Ask any creative UX designer and they’ll tell you that there’s nothing more boring than forms. While that may be true, forms are also one of the most important aspects of UI design – one that only tried and true professionals seem to get right.


 Before we delve into the rules of good form design, I have to once again assume the position of a naysayer. As I look at Israeli websites (especially government and service ones), I’m dismayed by how far behind they lag in their understanding of recent technological developments and their relation to forms.

Government websites have dozens of forms, most of which can be found as Word or PDF files (at least you don’t have to request them via phone). Then again, there’s no option to fill these forms online, so all forms must be printed, filled out by hand and then sent to the hapless government worker who will now type them back in.

At least word files allow you to type content. At the same time, they also allow you to change the form itself and of course can boast no kind of design or UI planning.

I understand that unidentified users can’t be allowed to file their forms online. That doesn’t means that they shouldn’t be able to fill them online, receive explanations for each field, get multiple choices and even run a few checks to avoid errors. After that the completed form could be easily printed.

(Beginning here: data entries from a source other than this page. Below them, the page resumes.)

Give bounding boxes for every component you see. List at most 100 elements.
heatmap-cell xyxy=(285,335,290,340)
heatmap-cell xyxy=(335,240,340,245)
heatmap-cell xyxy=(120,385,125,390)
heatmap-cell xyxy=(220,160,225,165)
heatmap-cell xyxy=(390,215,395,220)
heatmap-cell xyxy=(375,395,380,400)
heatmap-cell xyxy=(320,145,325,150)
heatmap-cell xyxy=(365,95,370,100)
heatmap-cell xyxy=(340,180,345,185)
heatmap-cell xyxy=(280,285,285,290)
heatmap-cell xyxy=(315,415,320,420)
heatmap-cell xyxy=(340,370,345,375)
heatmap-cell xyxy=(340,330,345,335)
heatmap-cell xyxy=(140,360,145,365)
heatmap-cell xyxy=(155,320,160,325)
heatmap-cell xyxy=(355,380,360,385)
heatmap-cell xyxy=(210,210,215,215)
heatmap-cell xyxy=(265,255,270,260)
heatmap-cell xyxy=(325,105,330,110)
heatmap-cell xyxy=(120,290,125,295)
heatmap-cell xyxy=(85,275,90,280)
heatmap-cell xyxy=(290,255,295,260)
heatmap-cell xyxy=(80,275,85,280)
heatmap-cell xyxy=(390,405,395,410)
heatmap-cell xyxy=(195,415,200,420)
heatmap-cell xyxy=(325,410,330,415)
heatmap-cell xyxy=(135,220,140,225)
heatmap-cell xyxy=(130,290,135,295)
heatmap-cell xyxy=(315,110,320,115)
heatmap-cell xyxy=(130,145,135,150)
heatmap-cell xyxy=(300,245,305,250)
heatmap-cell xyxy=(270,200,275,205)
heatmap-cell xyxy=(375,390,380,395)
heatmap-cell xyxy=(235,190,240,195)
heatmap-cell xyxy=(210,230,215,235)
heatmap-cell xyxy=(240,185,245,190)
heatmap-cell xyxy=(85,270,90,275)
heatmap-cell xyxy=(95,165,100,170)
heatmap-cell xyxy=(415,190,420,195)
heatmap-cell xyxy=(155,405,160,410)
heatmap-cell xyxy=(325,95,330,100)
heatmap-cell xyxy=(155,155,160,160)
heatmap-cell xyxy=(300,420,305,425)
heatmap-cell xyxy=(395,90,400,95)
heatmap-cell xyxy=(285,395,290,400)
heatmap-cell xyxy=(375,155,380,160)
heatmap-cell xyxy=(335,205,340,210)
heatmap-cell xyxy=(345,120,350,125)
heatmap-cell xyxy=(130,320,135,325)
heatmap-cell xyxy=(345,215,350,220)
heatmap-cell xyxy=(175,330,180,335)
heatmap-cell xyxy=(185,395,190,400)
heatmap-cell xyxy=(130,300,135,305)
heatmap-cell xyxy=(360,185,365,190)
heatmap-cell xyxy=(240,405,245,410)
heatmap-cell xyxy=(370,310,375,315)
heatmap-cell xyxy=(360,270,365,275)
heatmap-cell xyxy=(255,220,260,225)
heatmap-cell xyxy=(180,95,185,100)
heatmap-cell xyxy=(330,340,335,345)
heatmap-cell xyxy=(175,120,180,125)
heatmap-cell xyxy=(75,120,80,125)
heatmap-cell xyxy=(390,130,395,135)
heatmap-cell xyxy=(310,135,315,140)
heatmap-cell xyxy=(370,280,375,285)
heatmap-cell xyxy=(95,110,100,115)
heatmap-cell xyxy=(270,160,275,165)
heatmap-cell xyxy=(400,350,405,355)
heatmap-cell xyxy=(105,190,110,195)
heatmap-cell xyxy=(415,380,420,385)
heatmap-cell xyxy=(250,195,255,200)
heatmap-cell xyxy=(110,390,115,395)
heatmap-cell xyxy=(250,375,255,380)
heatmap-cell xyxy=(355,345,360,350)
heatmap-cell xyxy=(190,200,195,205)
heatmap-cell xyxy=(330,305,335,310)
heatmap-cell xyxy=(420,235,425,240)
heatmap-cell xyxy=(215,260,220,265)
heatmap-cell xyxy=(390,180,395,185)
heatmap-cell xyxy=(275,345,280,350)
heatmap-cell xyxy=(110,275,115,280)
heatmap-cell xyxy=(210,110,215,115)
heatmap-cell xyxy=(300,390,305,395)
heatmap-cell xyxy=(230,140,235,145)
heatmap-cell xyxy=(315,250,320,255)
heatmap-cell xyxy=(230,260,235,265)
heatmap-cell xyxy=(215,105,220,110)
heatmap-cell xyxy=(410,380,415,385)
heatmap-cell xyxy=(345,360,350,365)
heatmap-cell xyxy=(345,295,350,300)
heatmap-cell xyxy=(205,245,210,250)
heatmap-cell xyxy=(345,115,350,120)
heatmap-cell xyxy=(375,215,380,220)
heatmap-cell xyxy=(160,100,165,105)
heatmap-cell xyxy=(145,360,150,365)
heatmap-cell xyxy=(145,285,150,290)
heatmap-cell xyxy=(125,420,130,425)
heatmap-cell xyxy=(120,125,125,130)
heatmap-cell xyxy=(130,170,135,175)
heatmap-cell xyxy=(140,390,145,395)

Is that too much to ask? Fine, I’ll compromise. Let me download a ‘smart’ PDF file, one that you’ve given minimal thought into designing. Then I can type in my answers, receive warnings where applicable and even have some things calculated for me if needed. This will help prevent errors and make government work more efficient – that poor worker will only have to scan the form and let the program identify and store each field automatically.

Think I’m delusional? The British Revenue Service can show you how it’s done.


How to Plan Your Form

As you make your forms widely available to users, remember that clear and simple forms keep customer service calls away. While you’re planning and designing your form, look out for the following things:

  • If your online form is especially long, divide into several screens or expanding and collapsing segments. At the end of the process, let the users review everything they’ve entered and of course edit it if necessary.
  • Keep your field order logical. Move from top to bottom, and if the order of the fields or segments is significant make sure you number them. If your fields should be filled in any particular order, keep unfilled fields grayed-out and unavailable until they become relevant (also supply a pop-up warning for those who try to fill them out prematurely).
  • Make pop-up explanations available next to their relevant fields.
  • When a field is filled out incorrectly, present a warning. If this is an online form, make sure your warning appears by the relevant field in a distinct color. Do not automatically erase the user’s erroneous entry.
  • Irrelevant fields should become grayed-out or disappear entirely.
  • Provide multiple choice options wherever possible, to help avoid mistakes (this includes calendars).
  • Do not combine two fields in one (like the government form I found, that asked users to fill in their “marital status and children under 18”).
  • Try to avoid putting two fields in a single row (This isn’t always possible, for example when you need to fill in a service, its cost and the amount of work hours it required).
  • Whenever possible, split fields into clear segments (you can use vertical lines).
  • Use your design to differentiate between the field header and the field itself.
  • Mark your required fields (unless they’re all required).
  • Eliminate visual noise: Align your fields and headers to the same point.